Lalu kemudian, apakah pengunduran diri sang para personel pemimpin lembaga ini adalah buah dari sikap pengunduran diriku itu? Apakah diriku dengan menuliskan ini tidak merasa takut akan 'balasan' dari mereka? Jujur, ga penting bagi gw untuk memikirkan itu lebih lanjut. Tapi, jujur lagi, alasan pengunduran diri serta pencapaian yang disebut para personel pemimpin lembaga ini membuat diriku tersenyum geli. Karena bagiku, tidak pernah akan timbul perasaan ‘jenuh', apalagi sampai berhenti, untuk membela dan memperjuangkan nasib rakyat kecil, tentunya apabila kita benar-benar mencintai dan berjuang untuk rakyat. Dan lagi, apakah suatu bangunan yang direnovasi menjadi mewah bisa dikatakan pencapaian?? Seharusnya pelayanan bagi masyarakat adalah pencapaiannya, bukan bangunan mewah! Dan apabila pun ada 'balasan' dari mereka, gw harap mereka bisa membuktikan 'balasannya' tersebut! Gw ingin menggaris-tegaskan kepada mereka," Tolong-lah untuk lain kali bersikap selayaknya predikat dan pendidikan yang Anda sandang. Ingatlah bahwa kita semua adalah sesama makhluk Tuhan yang sederajat dan harus sama-sama saling menghargai, bukan untuk dipermainkan ataupun dimanfaatkan!"

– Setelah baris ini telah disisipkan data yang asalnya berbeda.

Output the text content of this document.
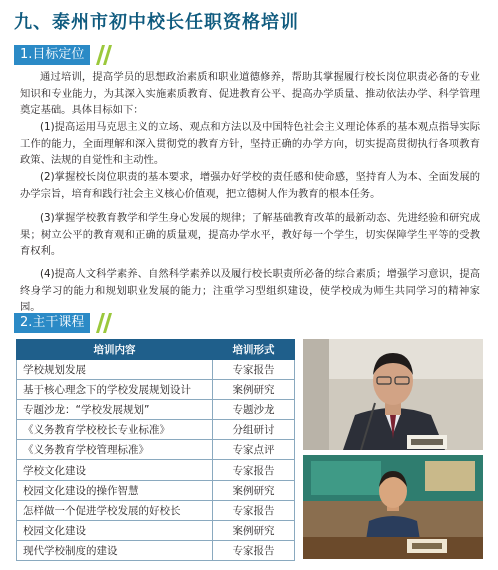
九、泰州市初中校长任职资格培训
1.目标定位

通过培训，提高学员的思想政治素质和职业道德修养，帮助其掌握履行校长岗位职责必备的专业知识和专业能力，为其深入实施素质教育、促进教育公平、提高办学质量、推动依法办学、科学管理奠定基础。具体目标如下：

(1)提高运用马克思主义的立场、观点和方法以及中国特色社会主义理论体系的基本观点指导实际工作的能力，全面理解和深入贯彻党的教育方针，坚持正确的办学方向，切实提高贯彻执行各项教育政策、法规的自觉性和主动性。

(2)掌握校长岗位职责的基本要求，增强办好学校的责任感和使命感，坚持育人为本、全面发展的办学宗旨，培育和践行社会主义核心价值观，把立德树人作为教育的根本任务。

(3)掌握学校教育教学和学生身心发展的规律；了解基础教育改革的最新动态、先进经验和研究成果；树立公平的教育观和正确的质量观，提高办学水平，教好每一个学生，切实保障学生平等的受教育权利。

(4)提高人文科学素养、自然科学素养以及履行校长职责所必备的综合素质；增强学习意识，提高终身学习的能力和规划职业发展的能力；注重学习型组织建设，使学校成为师生共同学习的精神家园。

2.主干课程
培训内容	培训形式
学校规划发展	专家报告
基于核心理念下的学校发展规划设计	案例研究
专题沙龙：“学校发展规划”	专题沙龙
《义务教育学校校长专业标准》	分组研讨
《义务教育学校管理标准》	专家点评
学校文化建设	专家报告
校园文化建设的操作智慧	案例研究
怎样做一个促进学校发展的好校长	专家报告
校园文化建设	案例研究
现代学校制度的建设	专家报告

Mencintai dan terus berjuang untuk masyarakat haruslah dilakukan bersama-sama dengan pihak-pihak yang benar-benar tulus, tanpa tendensi pribadi apapun. Itu juga lah yang menjadi alasan mengapa akhirnya gw memutuskan untuk menulis semua ini, agar orang lain juga mendapatkan pemahaman untuk tidak lagi lebih melihat ke nama besar suatu lembaga, tetapi lebih kepada akhlak dan itikad para personelnya, yang mudah-mudahan negeri ini tidak lagi dipenuhi oleh para opportunis dan hipokrit, khususnya dari para pihak yang bertopeng ‘aktivis’. Suatu LSM harus tetap ada sebagai kontrol bagi kinerja pemerintah, tetapi pastikan LSM itu dipimpin dan dimotori oleh orang-orang yang benar-benar MANUSIA!